Question

Number of real solutions of the equation $\log_{10} \sqrt{\log_{10}(-|x|)} = \log_{10} \sqrt{x^2}$ is:

• A. zero
• B. none
• C. exactly 1
• D. exactly 2

Answer 1

Answer: (A), (B)

zero

Answer 2

For the Left-Hand Side (LHS), $\log_{10} \sqrt{\log_{10}(-|x|)}$, to be defined in real numbers, the argument of the outer logarithm must be positive: $\sqrt{\log_{10}(-|x|)} > 0$. This implies $\log_{10}(-|x|) > 0$. For $\log_{10}(-|x|)$ to be defined, its argument must be positive: $-|x| > 0$. The condition $-|x| > 0$ implies $|x| < 0$. However, for any real number $x$, $|x| \ge 0$. Thus, $|x| < 0$ has no real solutions. Since the condition $-|x| > 0$ is never satisfied for any real $x$, the term $\log_{10}(-|x|)$ is never defined in real numbers. Consequently, the entire LHS expression is undefined for all real $x$.
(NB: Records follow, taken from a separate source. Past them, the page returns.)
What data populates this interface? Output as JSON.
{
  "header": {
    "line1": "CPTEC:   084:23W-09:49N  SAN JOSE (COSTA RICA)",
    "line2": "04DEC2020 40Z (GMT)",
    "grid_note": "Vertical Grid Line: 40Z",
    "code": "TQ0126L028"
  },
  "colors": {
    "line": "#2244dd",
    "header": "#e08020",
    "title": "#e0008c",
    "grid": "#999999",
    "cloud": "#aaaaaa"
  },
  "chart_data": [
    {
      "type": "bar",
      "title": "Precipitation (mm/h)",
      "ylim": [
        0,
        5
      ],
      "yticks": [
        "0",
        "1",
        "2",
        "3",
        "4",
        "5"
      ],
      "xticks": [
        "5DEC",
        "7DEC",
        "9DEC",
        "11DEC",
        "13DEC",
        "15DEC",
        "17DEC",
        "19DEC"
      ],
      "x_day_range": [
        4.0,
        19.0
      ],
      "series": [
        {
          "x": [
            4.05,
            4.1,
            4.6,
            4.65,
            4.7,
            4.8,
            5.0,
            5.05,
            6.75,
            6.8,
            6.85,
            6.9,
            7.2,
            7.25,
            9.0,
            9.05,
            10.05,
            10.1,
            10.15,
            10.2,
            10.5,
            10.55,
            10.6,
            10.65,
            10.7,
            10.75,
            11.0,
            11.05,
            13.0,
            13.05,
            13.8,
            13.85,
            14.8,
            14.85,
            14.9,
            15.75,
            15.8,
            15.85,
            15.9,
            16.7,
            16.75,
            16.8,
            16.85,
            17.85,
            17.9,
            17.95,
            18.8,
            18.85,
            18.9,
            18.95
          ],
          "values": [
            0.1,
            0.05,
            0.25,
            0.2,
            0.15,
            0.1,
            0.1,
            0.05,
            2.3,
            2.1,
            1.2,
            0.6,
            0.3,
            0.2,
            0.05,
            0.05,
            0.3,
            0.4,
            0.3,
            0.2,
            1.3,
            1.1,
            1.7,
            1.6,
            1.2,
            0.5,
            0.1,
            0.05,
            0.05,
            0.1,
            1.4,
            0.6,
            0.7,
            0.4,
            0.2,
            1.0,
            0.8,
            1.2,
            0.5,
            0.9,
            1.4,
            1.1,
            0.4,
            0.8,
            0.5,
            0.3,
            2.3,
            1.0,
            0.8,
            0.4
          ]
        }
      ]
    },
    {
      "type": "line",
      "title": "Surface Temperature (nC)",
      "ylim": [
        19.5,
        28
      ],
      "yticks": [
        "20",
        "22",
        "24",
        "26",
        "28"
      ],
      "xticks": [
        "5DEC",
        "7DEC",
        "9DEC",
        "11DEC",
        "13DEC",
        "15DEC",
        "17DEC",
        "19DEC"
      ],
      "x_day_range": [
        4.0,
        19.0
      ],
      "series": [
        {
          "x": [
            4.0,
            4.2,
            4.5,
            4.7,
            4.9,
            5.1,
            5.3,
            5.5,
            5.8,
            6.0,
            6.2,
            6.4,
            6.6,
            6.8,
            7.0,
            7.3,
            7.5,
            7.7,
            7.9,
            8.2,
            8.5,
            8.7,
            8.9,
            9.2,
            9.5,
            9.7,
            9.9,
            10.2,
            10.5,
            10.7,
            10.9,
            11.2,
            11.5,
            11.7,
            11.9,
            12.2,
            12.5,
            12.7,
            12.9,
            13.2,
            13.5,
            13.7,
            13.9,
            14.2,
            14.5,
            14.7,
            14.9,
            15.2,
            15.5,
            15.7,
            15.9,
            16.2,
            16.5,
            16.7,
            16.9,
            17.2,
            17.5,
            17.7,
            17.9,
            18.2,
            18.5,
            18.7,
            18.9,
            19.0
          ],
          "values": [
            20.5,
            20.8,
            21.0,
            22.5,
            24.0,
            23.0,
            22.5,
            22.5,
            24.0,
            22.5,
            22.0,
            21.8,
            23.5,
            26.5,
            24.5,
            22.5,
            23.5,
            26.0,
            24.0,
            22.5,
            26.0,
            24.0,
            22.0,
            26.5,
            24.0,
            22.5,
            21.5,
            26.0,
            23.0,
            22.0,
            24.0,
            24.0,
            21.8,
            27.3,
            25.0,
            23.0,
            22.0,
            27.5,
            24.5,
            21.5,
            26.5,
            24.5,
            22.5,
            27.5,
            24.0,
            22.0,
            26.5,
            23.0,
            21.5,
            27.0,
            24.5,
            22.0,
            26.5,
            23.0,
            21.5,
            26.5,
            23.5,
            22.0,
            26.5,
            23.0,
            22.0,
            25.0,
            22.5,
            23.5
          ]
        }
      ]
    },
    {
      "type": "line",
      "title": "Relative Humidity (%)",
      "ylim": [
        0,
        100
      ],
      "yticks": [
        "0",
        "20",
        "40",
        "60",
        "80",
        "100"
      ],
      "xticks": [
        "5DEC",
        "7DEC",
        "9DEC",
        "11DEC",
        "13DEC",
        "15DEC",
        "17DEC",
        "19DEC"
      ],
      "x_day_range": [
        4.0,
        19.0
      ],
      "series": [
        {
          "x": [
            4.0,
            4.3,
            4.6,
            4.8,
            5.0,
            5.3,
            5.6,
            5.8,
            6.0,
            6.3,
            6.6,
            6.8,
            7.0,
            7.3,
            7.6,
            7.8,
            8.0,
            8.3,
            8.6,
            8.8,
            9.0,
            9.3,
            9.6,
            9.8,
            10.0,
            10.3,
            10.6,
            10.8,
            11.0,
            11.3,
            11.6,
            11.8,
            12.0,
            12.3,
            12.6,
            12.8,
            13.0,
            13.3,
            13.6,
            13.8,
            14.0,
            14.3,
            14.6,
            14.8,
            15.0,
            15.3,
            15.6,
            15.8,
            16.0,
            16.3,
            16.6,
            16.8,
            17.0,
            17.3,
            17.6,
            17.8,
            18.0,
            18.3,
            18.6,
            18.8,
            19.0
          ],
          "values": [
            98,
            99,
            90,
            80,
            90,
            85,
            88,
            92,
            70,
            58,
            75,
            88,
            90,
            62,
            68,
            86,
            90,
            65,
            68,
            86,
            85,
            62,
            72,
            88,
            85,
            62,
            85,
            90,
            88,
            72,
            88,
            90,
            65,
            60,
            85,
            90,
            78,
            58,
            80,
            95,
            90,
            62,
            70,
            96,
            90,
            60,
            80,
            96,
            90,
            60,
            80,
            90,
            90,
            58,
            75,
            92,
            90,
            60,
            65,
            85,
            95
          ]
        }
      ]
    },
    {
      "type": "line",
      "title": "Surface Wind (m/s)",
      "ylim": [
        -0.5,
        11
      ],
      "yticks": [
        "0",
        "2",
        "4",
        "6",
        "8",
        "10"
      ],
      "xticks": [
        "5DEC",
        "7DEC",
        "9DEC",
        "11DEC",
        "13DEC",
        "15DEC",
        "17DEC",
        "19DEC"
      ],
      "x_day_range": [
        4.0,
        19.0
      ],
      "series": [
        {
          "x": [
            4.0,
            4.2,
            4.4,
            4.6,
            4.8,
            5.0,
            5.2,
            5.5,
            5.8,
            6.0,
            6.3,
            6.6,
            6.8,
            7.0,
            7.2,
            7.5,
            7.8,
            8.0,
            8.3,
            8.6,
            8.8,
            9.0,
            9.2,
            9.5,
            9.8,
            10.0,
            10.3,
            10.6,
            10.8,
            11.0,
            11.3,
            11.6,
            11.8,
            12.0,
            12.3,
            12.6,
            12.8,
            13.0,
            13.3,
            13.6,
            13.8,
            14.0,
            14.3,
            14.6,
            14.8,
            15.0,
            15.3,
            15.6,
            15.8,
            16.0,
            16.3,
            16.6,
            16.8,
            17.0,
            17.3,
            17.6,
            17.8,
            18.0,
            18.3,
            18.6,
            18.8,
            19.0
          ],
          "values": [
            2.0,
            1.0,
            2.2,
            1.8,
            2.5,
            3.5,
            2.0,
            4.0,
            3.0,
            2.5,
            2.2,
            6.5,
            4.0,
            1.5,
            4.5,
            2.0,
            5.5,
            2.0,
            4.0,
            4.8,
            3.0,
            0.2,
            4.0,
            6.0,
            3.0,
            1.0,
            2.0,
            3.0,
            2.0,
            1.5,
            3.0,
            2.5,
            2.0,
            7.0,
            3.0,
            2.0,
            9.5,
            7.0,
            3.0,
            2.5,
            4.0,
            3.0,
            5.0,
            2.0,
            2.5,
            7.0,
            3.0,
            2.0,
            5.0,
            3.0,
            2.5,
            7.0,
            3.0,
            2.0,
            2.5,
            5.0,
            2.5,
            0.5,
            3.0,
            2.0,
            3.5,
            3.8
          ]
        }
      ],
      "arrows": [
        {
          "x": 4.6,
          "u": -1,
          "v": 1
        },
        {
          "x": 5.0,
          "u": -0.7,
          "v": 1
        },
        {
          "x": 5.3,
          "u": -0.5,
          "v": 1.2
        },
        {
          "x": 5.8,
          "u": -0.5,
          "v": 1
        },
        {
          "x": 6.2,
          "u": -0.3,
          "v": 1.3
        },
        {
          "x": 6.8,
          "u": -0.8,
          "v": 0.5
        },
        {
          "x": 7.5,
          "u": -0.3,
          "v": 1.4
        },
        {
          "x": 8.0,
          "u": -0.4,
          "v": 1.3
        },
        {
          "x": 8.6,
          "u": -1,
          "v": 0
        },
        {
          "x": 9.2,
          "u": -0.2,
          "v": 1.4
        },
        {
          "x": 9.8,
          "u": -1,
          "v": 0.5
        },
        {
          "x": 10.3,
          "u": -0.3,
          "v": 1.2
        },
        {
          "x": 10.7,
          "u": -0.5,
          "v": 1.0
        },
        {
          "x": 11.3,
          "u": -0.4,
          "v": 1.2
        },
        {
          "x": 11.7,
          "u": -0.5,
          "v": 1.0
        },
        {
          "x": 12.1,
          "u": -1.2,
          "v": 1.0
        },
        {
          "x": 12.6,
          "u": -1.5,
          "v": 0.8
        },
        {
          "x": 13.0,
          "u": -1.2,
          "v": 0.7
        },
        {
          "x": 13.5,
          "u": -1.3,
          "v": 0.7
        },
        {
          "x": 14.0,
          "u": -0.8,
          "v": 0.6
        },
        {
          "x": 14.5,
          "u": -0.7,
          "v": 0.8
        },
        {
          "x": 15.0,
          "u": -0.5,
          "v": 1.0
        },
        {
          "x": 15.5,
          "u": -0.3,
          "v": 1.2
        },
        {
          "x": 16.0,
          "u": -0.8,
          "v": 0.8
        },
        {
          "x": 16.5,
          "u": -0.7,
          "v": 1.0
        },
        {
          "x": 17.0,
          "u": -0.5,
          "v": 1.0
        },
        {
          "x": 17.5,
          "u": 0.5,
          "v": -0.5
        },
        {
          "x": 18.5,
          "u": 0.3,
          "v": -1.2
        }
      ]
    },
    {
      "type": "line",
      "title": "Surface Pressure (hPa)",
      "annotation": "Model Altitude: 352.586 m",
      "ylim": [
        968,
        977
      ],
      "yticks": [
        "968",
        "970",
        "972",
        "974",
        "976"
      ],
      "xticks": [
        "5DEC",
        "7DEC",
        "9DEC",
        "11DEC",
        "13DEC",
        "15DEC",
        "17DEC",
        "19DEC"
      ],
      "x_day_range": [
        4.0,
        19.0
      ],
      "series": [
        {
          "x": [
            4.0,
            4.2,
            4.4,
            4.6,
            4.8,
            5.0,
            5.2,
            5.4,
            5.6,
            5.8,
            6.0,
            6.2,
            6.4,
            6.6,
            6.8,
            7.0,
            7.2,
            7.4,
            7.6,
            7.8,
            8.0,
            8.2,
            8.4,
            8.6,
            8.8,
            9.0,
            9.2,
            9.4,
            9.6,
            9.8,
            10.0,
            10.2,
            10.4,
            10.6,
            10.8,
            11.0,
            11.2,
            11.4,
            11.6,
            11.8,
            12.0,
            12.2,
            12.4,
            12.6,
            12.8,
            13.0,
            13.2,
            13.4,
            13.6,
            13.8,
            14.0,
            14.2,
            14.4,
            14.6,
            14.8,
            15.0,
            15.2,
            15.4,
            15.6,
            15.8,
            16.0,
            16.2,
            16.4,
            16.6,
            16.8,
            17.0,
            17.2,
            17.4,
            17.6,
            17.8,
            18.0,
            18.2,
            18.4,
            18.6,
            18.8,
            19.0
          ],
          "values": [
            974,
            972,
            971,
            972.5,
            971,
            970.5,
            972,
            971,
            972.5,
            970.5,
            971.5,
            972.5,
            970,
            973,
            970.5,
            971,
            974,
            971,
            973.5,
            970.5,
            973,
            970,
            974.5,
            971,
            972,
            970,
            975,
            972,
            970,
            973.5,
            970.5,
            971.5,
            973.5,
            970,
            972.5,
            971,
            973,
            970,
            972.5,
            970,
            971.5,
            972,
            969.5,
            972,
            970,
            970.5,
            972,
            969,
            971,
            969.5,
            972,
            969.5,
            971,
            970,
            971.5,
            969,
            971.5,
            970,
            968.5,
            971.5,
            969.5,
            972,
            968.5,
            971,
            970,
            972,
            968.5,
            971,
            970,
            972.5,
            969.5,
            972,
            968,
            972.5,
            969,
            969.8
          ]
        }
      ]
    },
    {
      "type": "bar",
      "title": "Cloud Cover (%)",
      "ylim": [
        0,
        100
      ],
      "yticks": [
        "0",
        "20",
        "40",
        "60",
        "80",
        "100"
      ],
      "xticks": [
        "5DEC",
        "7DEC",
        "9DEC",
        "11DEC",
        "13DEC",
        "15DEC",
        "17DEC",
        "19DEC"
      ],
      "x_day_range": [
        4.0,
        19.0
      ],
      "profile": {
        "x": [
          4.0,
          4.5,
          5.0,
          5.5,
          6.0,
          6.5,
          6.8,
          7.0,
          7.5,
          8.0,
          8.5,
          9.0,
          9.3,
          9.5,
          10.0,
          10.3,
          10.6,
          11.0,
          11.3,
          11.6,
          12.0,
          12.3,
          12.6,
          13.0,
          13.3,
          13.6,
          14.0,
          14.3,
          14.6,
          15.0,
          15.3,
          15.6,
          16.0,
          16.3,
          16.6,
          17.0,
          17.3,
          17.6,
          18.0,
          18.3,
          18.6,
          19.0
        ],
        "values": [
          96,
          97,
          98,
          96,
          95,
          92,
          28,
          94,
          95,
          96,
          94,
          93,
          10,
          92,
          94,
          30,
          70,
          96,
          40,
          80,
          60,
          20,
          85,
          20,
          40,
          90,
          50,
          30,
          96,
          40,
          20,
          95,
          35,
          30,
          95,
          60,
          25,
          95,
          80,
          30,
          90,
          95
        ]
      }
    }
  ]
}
For the Right-Hand Side (RHS), $\log_{10} \sqrt{x^2}$, to be defined in real numbers, the argument of the logarithm must be positive: $\sqrt{x^2} > 0$. Since $\sqrt{x^2} = |x|$, this condition becomes $|x| > 0$, which means $x \neq 0$. The RHS is defined for all real numbers except $x=0$.

For the original equation to have a real solution, both the LHS and the RHS must be defined for the same real value of $x$. As the LHS is never defined for any real $x$, there are no real values of $x$ for which the equation holds true. Therefore, the number of real solutions is zero.